Which raises the question of just whom this book is for. The author admits that the answer isn’t “scholars,” and if you already know Thoreau, you already know the Thoreau You Don’t Know.

Perhaps the book is meant for the many readers who were force-fed Thoreau in sophomore English and came away bored or irritated with the preachy tee­totaler, who find that Thoreau the nature saint has precisely zero to do with their lives — other than to make them feel a little bad. Sullivan asks those readers to consider what this more complicated, full-bodied and often funny writer has to say to them now, things they perhaps weren’t ready to hear back in high school.

Whether the book is indeed meant for those "many readers," Mr Gessner's review certainly is.

¶ Sandeep Jauhar (a cardiologist on the side) is not very impressed by Sherwin Nuland's ostensibly Chaucerian The Soul of Medicine: Tales From the Bedside.

Nuland writes that these stories are “the lessons of humanity itself, with all its wondrous gifts and its failings.” But this collection suffers from the lack of an overarching theme or idea. If you’re going to write a book of stories with this conceit, the reader has the right to expect more: engaging narrative, insight, reflection. Nuland does provide commentaries to some of the tales, which bring out some historical tidbits, but they have a sort of ad hoc, cobbled-together quality. It would have been better to integrate the commentaries into the tales themselves, and Nuland doesn’t help the situation with gushing encomiums to some of his narrators, physicians he has encountered in the course of his career.

The review itself is a tale of smoking agenda.

¶ And, finally, Paul Greenberg is even less taken with Emergency: This Book Will Save Your Life, by Neill Strauss.

After informing us that his book is a distillation of eight years spent learning to “extract drinkable fluids from the ocean, deliver a baby, fly a plane, pick locks, hot-wire cars, build homes, set traps, evade bounty hunters” and so forth, he promises that when it all hits the fan, “you’re going to want to find me. And you’ll want to be doing whatever I’m doing.” Alas, at the risk of having him refuse to deliver my baby, I must report that finding Strauss in his present form is not so much fun.

The problems begin with the subtitle, “This Book Will Save Your Life,” a claim the author modifies slightly in the preface by changing “will” to “may.” If all the skills Strauss touches on were spelled out in a duplicable way, you might actually want to shove the book into your BOB (that’s survivalist for “bug-out bag”) just before the eotwawki (End of the World as We Know It).
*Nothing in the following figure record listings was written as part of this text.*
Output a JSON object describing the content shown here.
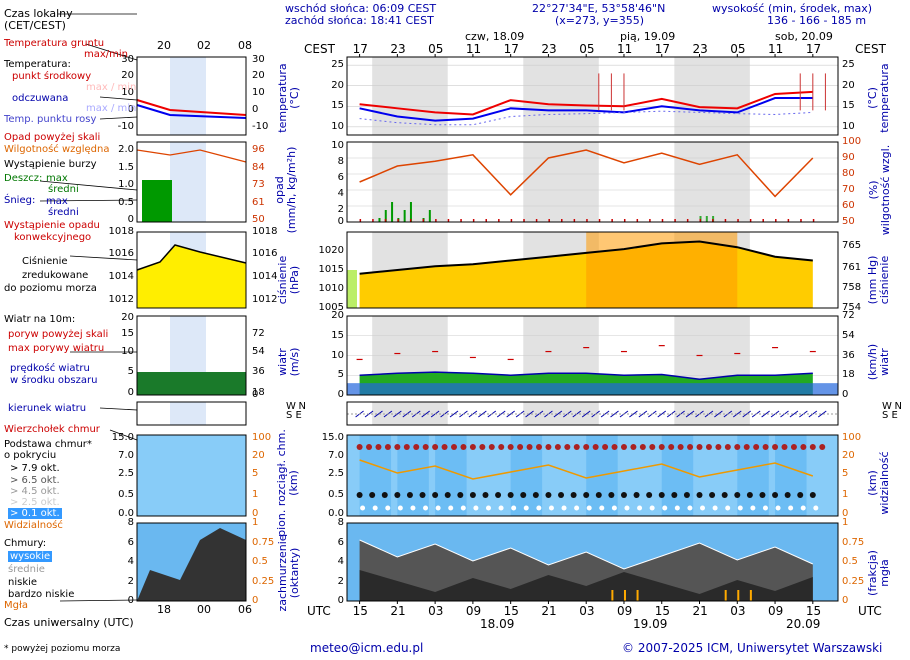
{
  "header": {
    "sunrise": "wschód słońca: 06:09 CEST",
    "sunset": "zachód słońca: 18:41 CEST",
    "coords": "22°27'34\"E, 53°58'46\"N",
    "grid": "(x=273, y=355)",
    "altitude_title": "wysokość (min, środek, max)",
    "altitude_values": "136 - 166 - 185 m",
    "cest": "CEST",
    "utc": "UTC"
  },
  "days_top": [
    "czw, 18.09",
    "pią, 19.09",
    "sob, 20.09"
  ],
  "days_bottom": [
    "18.09",
    "19.09",
    "20.09"
  ],
  "hours_top": [
    "17",
    "23",
    "05",
    "11",
    "17",
    "23",
    "05",
    "11",
    "17",
    "23",
    "05",
    "11",
    "17"
  ],
  "hours_bottom": [
    "15",
    "21",
    "03",
    "09",
    "15",
    "21",
    "03",
    "09",
    "15",
    "21",
    "03",
    "09",
    "15"
  ],
  "legend": {
    "local_time": "Czas lokalny",
    "local_time_sub": "(CET/CEST)",
    "local_hours": [
      "20",
      "02",
      "08"
    ],
    "utc_hours": [
      "18",
      "00",
      "06"
    ],
    "ground_temp": "Temperatura gruntu",
    "maxmin": "max/min",
    "temperature": "Temperatura:",
    "dew_point": "punkt środkowy",
    "max_min_gray": "max / min",
    "feels": "odczuwana",
    "max_min_gray2": "max / min",
    "dew_temp": "Temp. punktu rosy",
    "precip_above": "Opad powyżej skali",
    "humidity": "Wilgotność względna",
    "storm": "Wystąpienie burzy",
    "rain": "Deszcz:",
    "rain_max": "max",
    "rain_mid": "średni",
    "snow": "Śnieg:",
    "snow_max": "max",
    "snow_mid": "średni",
    "convective": "Wystąpienie opadu",
    "convective2": "konwekcyjnego",
    "pressure": "Ciśnienie",
    "pressure2": "zredukowane",
    "pressure3": "do poziomu morza",
    "wind": "Wiatr na 10m:",
    "gust_above": "poryw powyżej skali",
    "gust_max": "max porywy wiatru",
    "wind_speed": "prędkość wiatru",
    "wind_area": "w środku obszaru",
    "wind_dir": "kierunek wiatru",
    "cloud_top": "Wierzchołek chmur",
    "cloud_base": "Podstawa chmur*",
    "cloud_base2": "o pokryciu",
    "okt1": "> 7.9 okt.",
    "okt2": "> 6.5 okt.",
    "okt3": "> 4.5 okt.",
    "okt4": "> 2.5 okt.",
    "okt5": "> 0.1 okt.",
    "visibility": "Widzialność",
    "clouds": "Chmury:",
    "high": "wysokie",
    "mid": "średnie",
    "low": "niskie",
    "vlow": "bardzo niskie",
    "fog": "Mgła",
    "utc_time": "Czas uniwersalny (UTC)",
    "footnote": "* powyżej poziomu morza"
  },
  "axes": {
    "temp": "temperatura\n(°C)",
    "temp_r": "(°C)\ntemperatura",
    "precip": "opad\n(mm/h, kg/m²h)",
    "humid_r": "(%)\nwilgotność wzgl.",
    "press": "ciśnienie\n(hPa)",
    "press_r": "(mm Hg)\nciśnienie",
    "wind": "wiatr\n(m/s)",
    "wind_r": "(km/h)\nwiatr",
    "cloudbase": "pion. rozciągł. chm.\n(km)",
    "vis_r": "(km)\nwidzialność",
    "cover": "zachmurzenie\n(oktanty)",
    "fog_r": "(frakcja)\nmgła"
  },
  "ticks": {
    "temp_l": [
      "25",
      "20",
      "15",
      "10"
    ],
    "temp_r": [
      "25",
      "20",
      "15",
      "10"
    ],
    "precip_l": [
      "10",
      "8",
      "6",
      "4",
      "2",
      "0"
    ],
    "humid_r": [
      "100",
      "90",
      "80",
      "70",
      "60",
      "50"
    ],
    "press_l": [
      "1020",
      "1015",
      "1010",
      "1005"
    ],
    "press_r": [
      "765",
      "761",
      "758",
      "754"
    ],
    "wind_l": [
      "20",
      "15",
      "10",
      "5",
      "0"
    ],
    "wind_r": [
      "72",
      "54",
      "36",
      "18",
      "0"
    ],
    "cb_l": [
      "15.0",
      "7.0",
      "2.5",
      "0.5",
      "0.0"
    ],
    "vis_r": [
      "100",
      "20",
      "5",
      "1",
      "0"
    ],
    "cov_l": [
      "8",
      "6",
      "4",
      "2",
      "0"
    ],
    "fog_r": [
      "1",
      "0.75",
      "0.5",
      "0.25",
      "0"
    ],
    "mini_temp_l": [
      "30",
      "20",
      "10",
      "0",
      "-10"
    ],
    "mini_temp_r": [
      "30",
      "20",
      "10",
      "0",
      "-10"
    ],
    "mini_pr_l": [
      "2.0",
      "1.5",
      "1.0",
      "0.5",
      "0"
    ],
    "mini_hum_r": [
      "96",
      "84",
      "73",
      "61",
      "50"
    ],
    "mini_press_l": [
      "1018",
      "1016",
      "1014",
      "1012"
    ],
    "mini_press_r": [
      "1018",
      "1016",
      "1014",
      "1012"
    ],
    "mini_wind_l": [
      "20",
      "15",
      "10",
      "5",
      "0"
    ],
    "mini_wind_r": [
      "72",
      "54",
      "36",
      "18",
      "0"
    ],
    "mini_cb_l": [
      "15.0",
      "7.0",
      "2.5",
      "0.5",
      "0.0"
    ],
    "mini_vis_r": [
      "100",
      "20",
      "5",
      "1",
      "0"
    ],
    "mini_cov_l": [
      "8",
      "6",
      "4",
      "2",
      "0"
    ],
    "mini_fog_r": [
      "1",
      "0.75",
      "0.5",
      "0.25",
      "0"
    ]
  },
  "wind_compass": [
    "N",
    "W",
    "S",
    "E"
  ],
  "footer": {
    "email": "meteo@icm.edu.pl",
    "copyright": "© 2007-2025 ICM, Uniwersytet Warszawski"
  },
  "chart_data": [
    {
      "type": "line",
      "title": "temperatura (°C)",
      "x_hours_from_start": [
        0,
        6,
        12,
        18,
        24,
        30,
        36,
        42,
        48,
        54,
        60,
        66,
        72
      ],
      "ylim": [
        8,
        27
      ],
      "series": [
        {
          "name": "temperatura",
          "color": "#ee0000",
          "values": [
            15.5,
            14.5,
            13.5,
            13.0,
            16.5,
            15.5,
            15.2,
            15.0,
            16.8,
            14.8,
            14.5,
            18.0,
            18.5
          ]
        },
        {
          "name": "odczuwana",
          "color": "#0000ee",
          "values": [
            14.5,
            12.5,
            11.5,
            12.0,
            14.5,
            14.0,
            14.0,
            13.5,
            15.0,
            14.0,
            13.5,
            17.0,
            17.0
          ]
        },
        {
          "name": "punkt rosy",
          "color": "#6666ee",
          "values": [
            12.0,
            11.0,
            10.5,
            10.5,
            12.5,
            13.0,
            13.2,
            13.5,
            13.8,
            13.5,
            13.2,
            13.0,
            13.5
          ]
        }
      ]
    },
    {
      "type": "bar",
      "title": "opad (mm/h)",
      "ylim": [
        0,
        10
      ],
      "humidity_ylim": [
        50,
        100
      ],
      "humidity": [
        75,
        85,
        88,
        92,
        67,
        90,
        95,
        87,
        93,
        86,
        92,
        66,
        90
      ]
    },
    {
      "type": "area",
      "title": "ciśnienie (hPa)",
      "ylim": [
        1005,
        1025
      ],
      "values": [
        1014.0,
        1015.0,
        1016.0,
        1016.5,
        1017.5,
        1018.5,
        1019.5,
        1020.5,
        1022.0,
        1022.5,
        1021.0,
        1018.5,
        1017.5
      ]
    },
    {
      "type": "area",
      "title": "wiatr (m/s)",
      "ylim": [
        0,
        20
      ],
      "speed": [
        5.0,
        5.5,
        5.8,
        5.5,
        5.0,
        5.5,
        5.5,
        5.0,
        5.2,
        4.0,
        5.0,
        5.0,
        5.5
      ],
      "gust": [
        9.0,
        10.5,
        11.0,
        9.5,
        9.0,
        11.0,
        12.0,
        11.0,
        12.5,
        10.0,
        10.5,
        12.0,
        11.0
      ]
    },
    {
      "type": "scatter",
      "title": "podstawa chmur (km)",
      "ylim_labels": [
        "0.0",
        "0.5",
        "2.5",
        "7.0",
        "15.0"
      ]
    },
    {
      "type": "area",
      "title": "zachmurzenie (oktanty)",
      "ylim": [
        0,
        8
      ]
    }
  ]
}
Instead, Strauss uses the manual conceit as a way to explore survivalist culture and track his own transformation from skill-less writer into Capable Real Man. This would not be an unworthy thing to do, and some may enjoy the author’s frenetic voice as the chapters whiz by. But for this reader, Strauss’s tone and recurrent whiny asides about his hang-ups are tiresome. Do I need to know that his girlfriend is a “quick-witted, high-spirited Russian-American heartbreaker with two-tone black-and-blond hair and a penchant for midriff tops, tight blue jeans and push-up bras”? Or that his teacher Mrs. Kaufman “had the most tremendous breasts any of us sixth graders had ever seen on a teacher”?